First of all, let's talk about where it's geographically located. Lay out a map of Texas and put a dot just a tad below center. I can use words like 'tad' when talking about little towns in the South.

Specifically we are now 50 miles North of San Antonio and 69 miles West of Austin. Our town of today's topic covers just a smidgin over 9 acres. And there's another word for today's language choice.

Its oldest building is a combination general store and saloon reputedly opened in 1849 by Minna Engel, whose father was a preacher from Germany. The community, first named Grape Creek, was later named after Minna's husband, Carl Albert Luckenbach, who was then her fiancé. They would later move to another town which became Albert, Texas.

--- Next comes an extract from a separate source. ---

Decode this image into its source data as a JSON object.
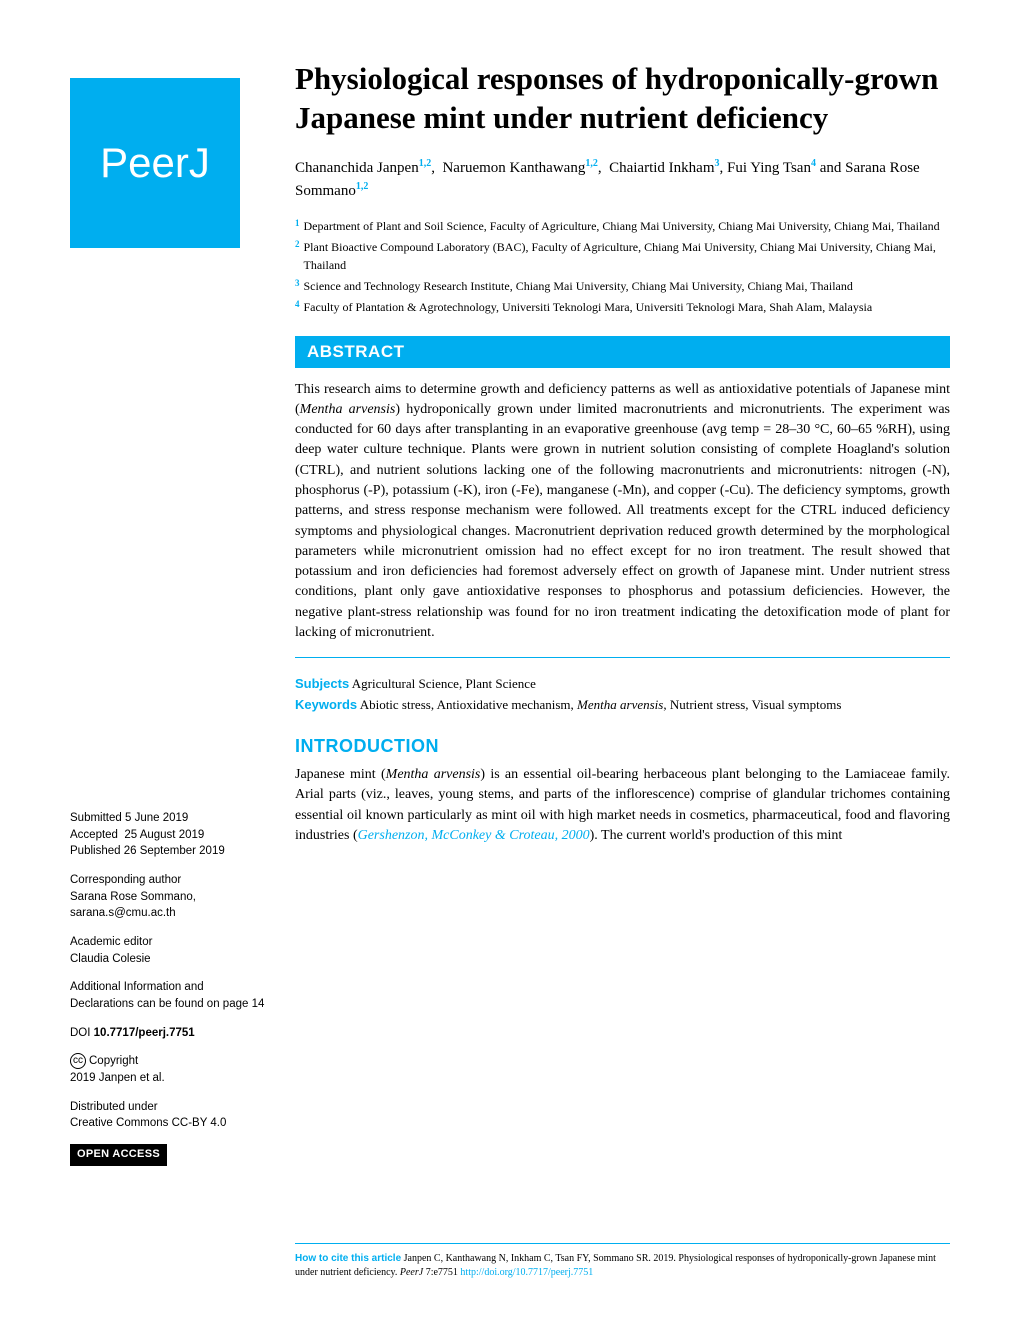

Its population increased to a high of 492 in 1904, but by the 1960s, Luckenbach was almost a ghost town. An ad in the paper offering "town with population of 3 for sale" led Hondo Crouch, rancher and Texas folklorist, to buy Luckenbach for $30,000 in 1970.

Luckenbach's association with country music began in the summer of 1973, when Jerry Jeff Walker, backed by the Lost Gonzo Band, recorded a live album there called Viva Terlingua at Luckenbach Dancehall. That album became an outlaw country classic.

Four years later (and a year after Crouch's death), Waylon Jennings and Willie Nelson memorialized Luckenbach with the song "Luckenbach, Texas (Back to the Basics of Love)," cowritten by rock and soul producer Chips Moman and keyboardist Bobby Emmons. Waylon later told audiences that he hated the song and admitted the guys that wrote the thing had never been to Luckenbach nor had he. Waylon eventually played one show in Luckenbach on July 4, 1997.